Consegui um cliente! Do que eu preciso para desenvolver um site?
Salvador, quarta-feira, 15/11/2000 – ATARDE – Caderno de Informática – página 5
Dúvidas, dúvidas e mais dúvidas!
Até que enfim! Agora vou poder recuperar o dinheiro (ou parte dele) investido naquele curso que eu fiz de webdesign.
Mas, eu fiz o curso e instrutor não me ensinou como me colocar diante do cliente. E agora?
Pra isso eu tô escrevendo né? Para tentar tirar você do sufoco. Não posso resolver todos os seus problemas (até posso, mas vamos falar em algo em torno de alguns míseros reais pela consultoria – hehehe…)
Brincadeiras a parte, como chegar até o cliente? É simples:
Se você já entrou em contato com ele, procure ir ao encontro bem vestido (e não como você ia para as aulas, de bermuda e chinelo);
Marque um encontro num horário legal para os dois.

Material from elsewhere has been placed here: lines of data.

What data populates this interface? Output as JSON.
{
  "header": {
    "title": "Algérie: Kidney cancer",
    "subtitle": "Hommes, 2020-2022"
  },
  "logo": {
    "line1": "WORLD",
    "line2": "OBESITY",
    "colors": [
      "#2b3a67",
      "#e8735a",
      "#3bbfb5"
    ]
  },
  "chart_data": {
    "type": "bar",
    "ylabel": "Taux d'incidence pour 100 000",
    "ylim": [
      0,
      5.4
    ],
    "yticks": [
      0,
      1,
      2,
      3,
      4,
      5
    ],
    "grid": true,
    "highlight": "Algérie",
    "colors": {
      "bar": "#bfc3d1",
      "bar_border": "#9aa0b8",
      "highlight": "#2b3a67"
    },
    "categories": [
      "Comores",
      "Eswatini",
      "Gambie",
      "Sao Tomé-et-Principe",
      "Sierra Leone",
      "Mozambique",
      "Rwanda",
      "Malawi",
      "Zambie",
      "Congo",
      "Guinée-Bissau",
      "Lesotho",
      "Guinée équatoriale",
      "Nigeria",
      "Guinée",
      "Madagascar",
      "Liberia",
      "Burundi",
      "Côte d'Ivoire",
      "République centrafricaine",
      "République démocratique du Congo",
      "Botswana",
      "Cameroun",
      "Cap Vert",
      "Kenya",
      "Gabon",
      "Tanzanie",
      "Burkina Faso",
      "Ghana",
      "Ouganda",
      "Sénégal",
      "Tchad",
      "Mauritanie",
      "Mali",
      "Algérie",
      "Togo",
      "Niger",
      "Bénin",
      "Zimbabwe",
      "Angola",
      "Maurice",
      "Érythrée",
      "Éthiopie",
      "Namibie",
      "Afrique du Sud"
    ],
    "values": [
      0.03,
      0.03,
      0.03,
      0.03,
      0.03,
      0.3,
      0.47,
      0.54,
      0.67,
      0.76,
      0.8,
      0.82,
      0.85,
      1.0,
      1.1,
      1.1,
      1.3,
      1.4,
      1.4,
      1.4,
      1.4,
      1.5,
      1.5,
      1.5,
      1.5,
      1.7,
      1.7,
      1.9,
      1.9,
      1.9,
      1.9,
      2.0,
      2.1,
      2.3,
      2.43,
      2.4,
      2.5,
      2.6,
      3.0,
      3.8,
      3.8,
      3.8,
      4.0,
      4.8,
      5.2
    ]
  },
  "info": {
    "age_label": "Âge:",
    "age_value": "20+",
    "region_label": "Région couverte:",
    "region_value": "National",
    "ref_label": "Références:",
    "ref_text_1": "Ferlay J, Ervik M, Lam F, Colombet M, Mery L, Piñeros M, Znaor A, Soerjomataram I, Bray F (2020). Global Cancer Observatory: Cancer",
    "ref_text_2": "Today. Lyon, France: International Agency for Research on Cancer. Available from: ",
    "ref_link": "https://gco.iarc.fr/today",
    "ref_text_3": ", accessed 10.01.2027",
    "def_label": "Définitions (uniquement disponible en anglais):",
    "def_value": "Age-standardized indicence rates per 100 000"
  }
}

Não chegue muito cedo para ele não ver sua cara de sono e não se atrase;
Se você já tiver uma idéia do tipo de produto/serviço que ele vai colocar na web tente levar alguma coisa pronta para surpreendê-lo (uma idéia de site delineado facilita na conversa e ele vai ver que você tem um grande interesse pelo serviço).
Tá, mas o que vou oferecer a ele em termos de tecnologia? O site será dinâmico ou estático? Que editor eu uso: Dreamweaver ou Frontpage? E para as imagens? Uso o Photoshop ou o Fireworks? E para animar? Flash, DHTML?
Antes de tentar responder o que vai usar, pergunte ao cliente O QUE ELE QUER E E QUANTO QUER GASTAR (se ele disser que quer gastar algo em torno de R$200,00 a R$500,00 saia desse esparro! Vá por mim, não vale a pena.)
Porque não vale a pena? Só para citar alguns ítens, você provavelmente vai gastar: Luz, telefone, celular e gasolina para seu carro (se você tiver) e muitas, muitas horas na frente do computador.
Continuo dizendo que cobrar R$10,00 por página é coisa de amador em web e quem paga é maluco! Cobrar por página limita a criatividade e pode ser que o conteúdo do site não caiba na quantidade de páginas que ele quer pagar (aí “mermão” o problema é seu. Eu avisei. Então, se vire…)
De nada adianta querer desenvolver um site cheio de tecnologia se:
O cliente não tiver o perfil para inovar;
Ele não tiver grana para pagar um produto “ultramoderno”
Você não souber usar as ferramentas (é um perigo isso. Nunca diga que vai fazer se não sabe usar).
Antes de tudo, procure, como eu disse no começo do artigo, na reunião com o cliente, saber o perfil deste e os produtos e/ou serviços que ele oferece e se, realmente existe a necessidade dele ter um website.
Tem gente que só quer ganhar o dinheiro e esquecer a ética e pode se dar muito mal nessa. Esse papo de que o website terá sucesso garantido só funciona se você tiver em sintonia com o cliente e sua empresa.
Depois de tudo acertado, vá para casa e tente relaxar. Nada de querer ficar agoniado e ir para a frente do computador. No meu caso, sempre que saio de uma reunião com um cliente, pego meus filhos e minha esposa e vou dar uma volta com eles.
Certo André, mas você não disse como e de que forma cobrar pelo serviço…
Verdade! Mas isso é uma outra história!